Non rappresenta affatto una novità che si parli di violenza sulle donne o di femminicidio. Se ne discute spesso. Nei telegiornali. Nei programmi pomeridiani. A scuola. Ebbene, è proprio questo il punto: il fatto che non si tratti di materia nuova non è di certo un dato positivo. Seppur il numero di femminicidi, col passare degli anni, in Italia, sia rimasto costante, ( 71 nel 2015, 72 nel 2016, 68 nel 2017) ciò non toglie meno al fatto che, nel XXI secolo, ci siano ancora persone che considerano la donna un oggetto. Ecco chi sono.

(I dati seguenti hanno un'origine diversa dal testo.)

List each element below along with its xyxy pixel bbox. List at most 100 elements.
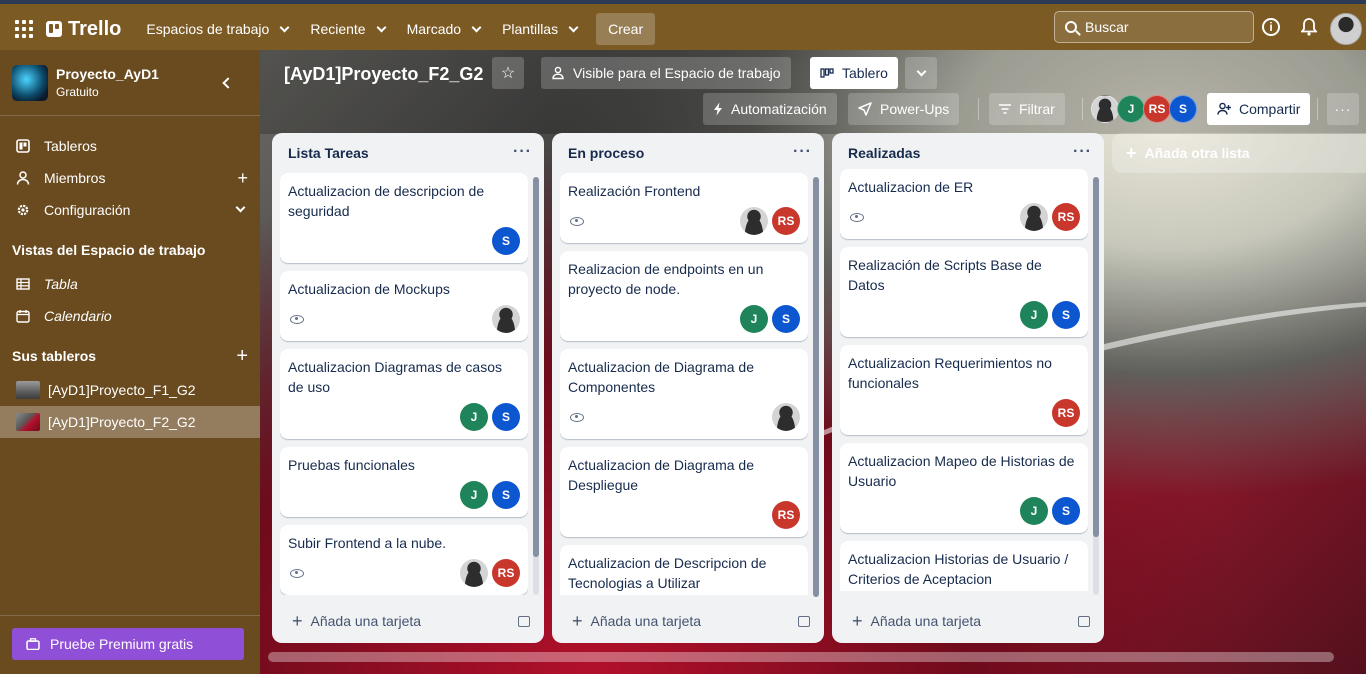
main-nav: Espacios de trabajo Reciente Marcado Pla…: [137, 13, 586, 45]
board-menu-button[interactable]: ···: [1327, 93, 1359, 125]
card-title: Actualizacion Diagramas de casos de uso: [288, 359, 502, 395]
search-input[interactable]: [1085, 19, 1235, 35]
trello-logo-icon: [46, 21, 62, 37]
board-view-button[interactable]: Tablero: [810, 57, 898, 89]
list-scrollbar[interactable]: [533, 177, 539, 595]
member-avatar[interactable]: [1020, 203, 1048, 231]
task-card[interactable]: Actualizacion de ER RS: [840, 169, 1088, 239]
list-menu-icon[interactable]: ···: [513, 143, 532, 161]
task-card[interactable]: Subir Frontend a la nube. RS: [280, 525, 528, 595]
task-card[interactable]: Actualizacion Historias de Usuario / Cri…: [840, 541, 1088, 591]
member-avatar[interactable]: S: [772, 305, 800, 333]
add-card-button[interactable]: + Añada una tarjeta: [840, 605, 1096, 637]
card-template-icon[interactable]: [798, 615, 810, 627]
member-avatar[interactable]: RS: [772, 501, 800, 529]
sidebar-board-f1[interactable]: [AyD1]Proyecto_F1_G2: [0, 374, 260, 406]
member-avatar[interactable]: [740, 207, 768, 235]
member-avatar[interactable]: [492, 305, 520, 333]
app-switcher-icon[interactable]: [12, 17, 36, 41]
member-avatar[interactable]: J: [1020, 301, 1048, 329]
member-avatar[interactable]: S: [492, 403, 520, 431]
list-menu-icon[interactable]: ···: [1073, 143, 1092, 161]
member-avatar[interactable]: RS: [492, 559, 520, 587]
switch-view-button[interactable]: [905, 57, 937, 89]
member-avatar[interactable]: S: [1052, 497, 1080, 525]
share-label: Compartir: [1239, 101, 1301, 117]
star-board-button[interactable]: ☆: [492, 57, 524, 89]
notifications-bell-icon[interactable]: [1298, 16, 1320, 38]
member-avatar[interactable]: J: [1020, 497, 1048, 525]
info-icon[interactable]: i: [1262, 18, 1280, 36]
sidebar-board-f2[interactable]: [AyD1]Proyecto_F2_G2: [0, 406, 260, 438]
card-title: Actualizacion de Diagrama de Componentes: [568, 359, 754, 395]
sidebar-item-table-view[interactable]: Tabla: [0, 268, 260, 300]
card-template-icon[interactable]: [518, 615, 530, 627]
list-menu-icon[interactable]: ···: [793, 143, 812, 161]
member-avatar[interactable]: S: [492, 227, 520, 255]
task-card[interactable]: Actualizacion de descripcion de segurida…: [280, 173, 528, 263]
task-card[interactable]: Actualizacion de Diagrama de Componentes: [560, 349, 808, 439]
add-list-button[interactable]: + Añada otra lista: [1112, 133, 1366, 173]
add-member-icon[interactable]: +: [237, 168, 248, 189]
filter-button[interactable]: Filtrar: [989, 93, 1065, 125]
add-card-button[interactable]: + Añada una tarjeta: [560, 605, 816, 637]
power-ups-button[interactable]: Power-Ups: [848, 93, 960, 125]
sidebar-item-label: Tabla: [44, 276, 78, 292]
task-card[interactable]: Realizacion de endpoints en un proyecto …: [560, 251, 808, 341]
sidebar-item-boards[interactable]: Tableros: [0, 130, 260, 162]
task-card[interactable]: Actualizacion de Descripcion de Tecnolog…: [560, 545, 808, 595]
sidebar-board-label: [AyD1]Proyecto_F1_G2: [48, 382, 196, 398]
search-box[interactable]: [1054, 11, 1254, 43]
watching-eye-icon: [290, 568, 304, 578]
list-scrollbar[interactable]: [1093, 177, 1099, 595]
list-scrollbar[interactable]: [813, 177, 819, 597]
member-avatar[interactable]: RS: [1143, 95, 1171, 123]
card-template-icon[interactable]: [1078, 615, 1090, 627]
sidebar-item-settings[interactable]: Configuración: [0, 194, 260, 226]
board-title[interactable]: [AyD1]Proyecto_F2_G2: [284, 64, 483, 85]
member-avatar[interactable]: RS: [772, 207, 800, 235]
card-title: Actualizacion de Descripcion de Tecnolog…: [568, 555, 767, 591]
member-avatar[interactable]: RS: [1052, 399, 1080, 427]
automation-button[interactable]: Automatización: [703, 93, 837, 125]
account-avatar[interactable]: [1330, 13, 1362, 45]
sidebar-item-calendar-view[interactable]: Calendario: [0, 300, 260, 332]
create-button[interactable]: Crear: [596, 13, 656, 45]
member-avatar[interactable]: RS: [1052, 203, 1080, 231]
list-header[interactable]: En proceso ···: [552, 133, 824, 173]
task-card[interactable]: Actualizacion de Diagrama de Despliegue R…: [560, 447, 808, 537]
task-card[interactable]: Realización Frontend RS: [560, 173, 808, 243]
nav-starred-menu[interactable]: Marcado: [398, 13, 489, 45]
member-avatar[interactable]: J: [740, 305, 768, 333]
card-title: Actualizacion de descripcion de segurida…: [288, 183, 485, 219]
nav-recent-menu[interactable]: Reciente: [301, 13, 393, 45]
sidebar-item-members[interactable]: Miembros +: [0, 162, 260, 194]
member-avatar[interactable]: S: [492, 481, 520, 509]
collapse-sidebar-icon[interactable]: [222, 76, 234, 89]
horizontal-scrollbar[interactable]: [268, 652, 1334, 662]
nav-templates-menu[interactable]: Plantillas: [493, 13, 586, 45]
task-card[interactable]: Realización de Scripts Base de Datos J S: [840, 247, 1088, 337]
task-card[interactable]: Actualizacion de Mockups: [280, 271, 528, 341]
member-avatar[interactable]: S: [1052, 301, 1080, 329]
task-card[interactable]: Pruebas funcionales J S: [280, 447, 528, 517]
visibility-button[interactable]: Visible para el Espacio de trabajo: [541, 57, 791, 89]
trello-logo[interactable]: Trello: [46, 18, 121, 41]
task-card[interactable]: Actualizacion Diagramas de casos de uso J…: [280, 349, 528, 439]
list-header[interactable]: Realizadas ···: [832, 133, 1104, 173]
add-card-button[interactable]: + Añada una tarjeta: [280, 605, 536, 637]
list-header[interactable]: Lista Tareas ···: [272, 133, 544, 173]
add-board-icon[interactable]: +: [236, 345, 248, 368]
member-avatar[interactable]: [460, 559, 488, 587]
try-premium-button[interactable]: Pruebe Premium gratis: [12, 628, 244, 660]
task-card[interactable]: Actualizacion Requerimientos no funciona…: [840, 345, 1088, 435]
share-button[interactable]: Compartir: [1207, 93, 1311, 125]
member-avatar[interactable]: J: [1117, 95, 1145, 123]
task-card[interactable]: Actualizacion Mapeo de Historias de Usua…: [840, 443, 1088, 533]
member-avatar[interactable]: J: [460, 481, 488, 509]
member-avatar[interactable]: J: [460, 403, 488, 431]
member-avatar[interactable]: [772, 403, 800, 431]
member-avatar[interactable]: S: [1169, 95, 1197, 123]
member-avatar[interactable]: [1091, 95, 1119, 123]
nav-workspaces-menu[interactable]: Espacios de trabajo: [137, 13, 297, 45]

Secondo un rapporto ISTAT, chi si macchia di un femminicidio è, tendenzialmente, il partner della vittima (50%), l’ex fidanzato o un familiare. Non cambiano le motivazioni, che sono, nella maggior parte dei casi, gelosia e possesso. D’altro canto, i dati sconcertanti non sono questi; nel 44,6% dei casi la vittima aveva reso nota la figura del suo assassino alla polizia, non ricevendo, evidentemente, le giuste attenzioni. E’ vergognoso. E’ vergognoso come il sistema italiano, anziché intervenire, diventa complice perfetto di questi reati.

Si parla sempre di come eliminare questa concezione della donna, si fanno leggi su leggi, vengono raccontate storie di donne sopravvissute a quest’inferno in TV, si dà vita ad associazioni, ma a cosa serve? A cosa serve se, in fin dei conti, il Paese in cui si vive è il primo responsabile? Se si procederà di questo passo, se l’Italia non cambierà modo di agire, la situazione non si sbloccherà mai e poi mai.